Jouitteau (2015a)

De Arbres

Jouitteau, M. 2015. 'Pronoms impersonnels dans le breton vannetais de Loeiz Herrieu : Syntaxe, sémantique et usages en concurrence avec le passif', Mannaig Thomas & Nelly Blanchard (éds.), La Bretagne Linguistique 19, CRBC, 261-280. [texte en ligne.
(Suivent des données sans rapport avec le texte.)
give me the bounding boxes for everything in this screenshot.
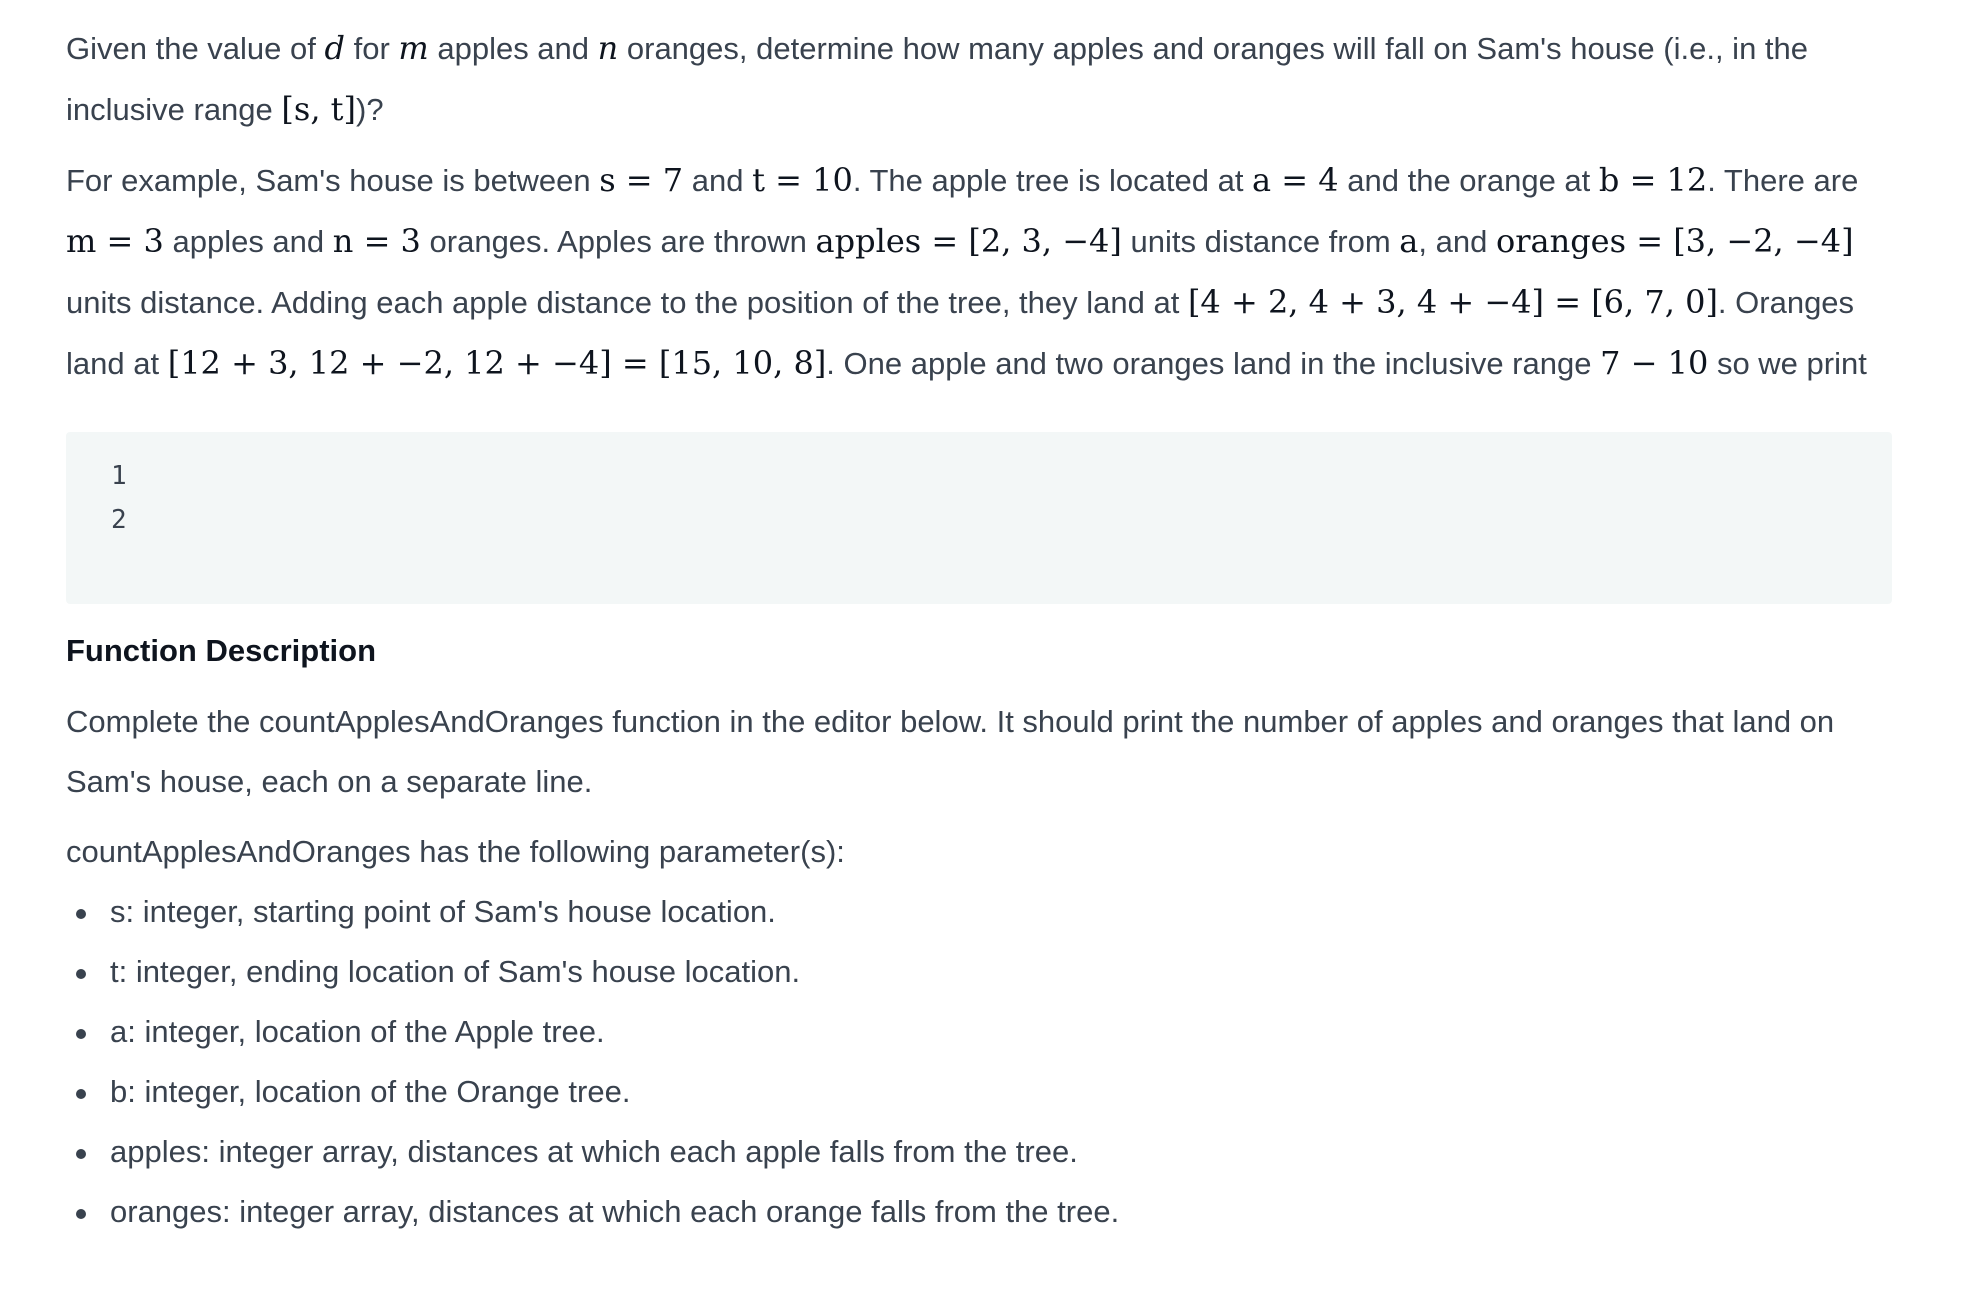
list-item: b: integer, location of the Orange tree. [76,1062,1892,1122]
intro-text: Given the value of [66,31,325,66]
example-text: For example, Sam's house is between [66,163,600,198]
function-description-heading: Function Description [66,633,376,668]
example-text: units distance from [1121,224,1400,259]
math-orange-landings: [12 + 3, 12 + −2, 12 + −4] = [15, 10, 8] [167,344,827,382]
list-item: apples: integer array, distances at whic… [76,1122,1892,1182]
example-text: . There are [1707,163,1859,198]
list-item: oranges: integer array, distances at whi… [76,1182,1892,1242]
intro-text: )? [356,92,384,127]
example-text: . The apple tree is located at [852,163,1253,198]
intro-text: for [344,31,399,66]
output-line-1: 1 [111,461,127,491]
math-a: a [1399,222,1419,260]
math-s-value: s = 7 [599,161,684,199]
example-paragraph: For example, Sam's house is between s = … [66,150,1892,394]
math-apple-landings: [4 + 2, 4 + 3, 4 + −4] = [6, 7, 0] [1187,283,1718,321]
example-text: oranges. Apples are thrown [420,224,816,259]
example-text: units distance. Adding each apple distan… [66,285,1188,320]
output-line-2: 2 [111,505,127,535]
math-apples-array: apples = [2, 3, −4] [815,222,1122,260]
math-range: [s, t] [281,90,356,128]
list-item: s: integer, starting point of Sam's hous… [76,882,1892,942]
parameters-intro: countApplesAndOranges has the following … [66,834,845,869]
math-m-value: m = 3 [66,222,164,260]
math-a-value: a = 4 [1252,161,1339,199]
math-t-value: t = 10 [752,161,853,199]
function-description-paragraph: Complete the countApplesAndOranges funct… [66,704,1835,799]
math-n: n [597,29,619,67]
example-text: , and [1418,224,1496,259]
problem-statement: Given the value of d for m apples and n … [66,18,1892,1242]
example-text: and the orange at [1338,163,1599,198]
example-text: apples and [163,224,333,259]
list-item: a: integer, location of the Apple tree. [76,1002,1892,1062]
intro-paragraph: Given the value of d for m apples and n … [66,18,1892,140]
example-text: . One apple and two oranges land in the … [826,346,1601,381]
math-range-values: 7 − 10 [1600,344,1709,382]
sample-output-block: 1 2 [66,432,1892,604]
math-b-value: b = 12 [1598,161,1708,199]
math-d: d [324,29,345,67]
example-text: so we print [1708,346,1867,381]
math-m: m [398,29,429,67]
parameter-list: s: integer, starting point of Sam's hous… [66,882,1892,1242]
intro-text: apples and [428,31,598,66]
list-item: t: integer, ending location of Sam's hou… [76,942,1892,1002]
example-text: and [683,163,753,198]
math-oranges-array: oranges = [3, −2, −4] [1495,222,1854,260]
math-n-value: n = 3 [332,222,421,260]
 Cette enquête porte sur les pronoms impersonnels dans le breton vannetais de Loeiz Herrieu, tels qu’observés dans le corpus Kammdro an Ankou, journal personnel quotidien en breton vannetais d’un soldat de la guerre de 1914-18 . J'ai choisi ce texte car il est un terrain propice aux occurrences de pronoms impersonnels en -r, l'impersonnel d'inflexion verbale propre aux langues celtiques (1)a. La profusion d'impersonnels en -r dans le texte s'explique aisément. D'abord, le corpus est rédigé au temps présent, où la forme en -r est morphologiquement vivante. Ensuite, l'auteur produit de courts récits d'une journée durant quatre ans, pendant lesquels il cumule de multiples raisons tant psychologiques que militaires de procéder à  une impersonalisation répétée des acteurs. La répétition monotone de scénarios semblables offre ce qui se rapproche le plus en corpus de paires minimales pragmatiques: on peut saisir des formes d'impersonalisations différentes dans deux scénarios présentés comme rigoureusement identiques.
 
 (1)a.	Ne ouier ket, /ne sait.IMP pas/
 (1)b. Ne oar  ket unan / an den, /ne sait pas  1 / le homme
 (1)c. Ne  ouiec’h ket, /ne savez pas /
 « On ne sait pas. »
 
 Dans une première partie, je vais dresser le portrait morphologique et syntaxique des impersonnels dans le corpus. Je comparerai ce portrait aux variations dialectales (autres dialectes du breton), et typologiques (autres langues du monde). Herrieu n’utilise pas la grammaticalisation du cardinal 1 (unan en 1b), mais un pronom semblable au on français ou au man allemand dans son histoire diachronique de grammaticalisation, mais qui n’est pas restreint à la position de sujet (an den  en 1b). 
 
 Les autres formes d’impersonnels sont un pronom vide arbitraire sujet des propositions infinitives (PROarb), les pronoms 2PL (1c) et, la plus utilisée, la forme prototypiquement celtique d’accord verbal en V-r. Je vais montrer que cette forme V-r présente dans le corpus toutes les lectures différentes disponibles aux impersonnels : (i) la lecture générique, de vérité générale (On ne voit bien qu’avec le cœur), (ii) la lecture épisodique existentielle (Depuis ce matin, on est en grève à Rennes), qui peut aller jusqu’à une lecture spécifique (On frappe à la porte, on a mangé dans mon assiette), et même (iii) lorsque le locuteur sait spécifiquement de qui il s’agit et choisit de ne pas le préciser (On a demandé à te voir ce matin). Je finis par l’inspection des usages dans les zones laissées optionnelles par la syntaxe : je montre que dans le corpus, les formes en V-r apparaissent dans les mêmes environnements sémantiques, pragmatiques et de discours que le passif. Dans les environnements où la morphologie, la syntaxe et la structure informationnelle autorisent les deux formes, on voit en effet en corpus ces deux formes alterner, et le choix semble être entièrement optionnel.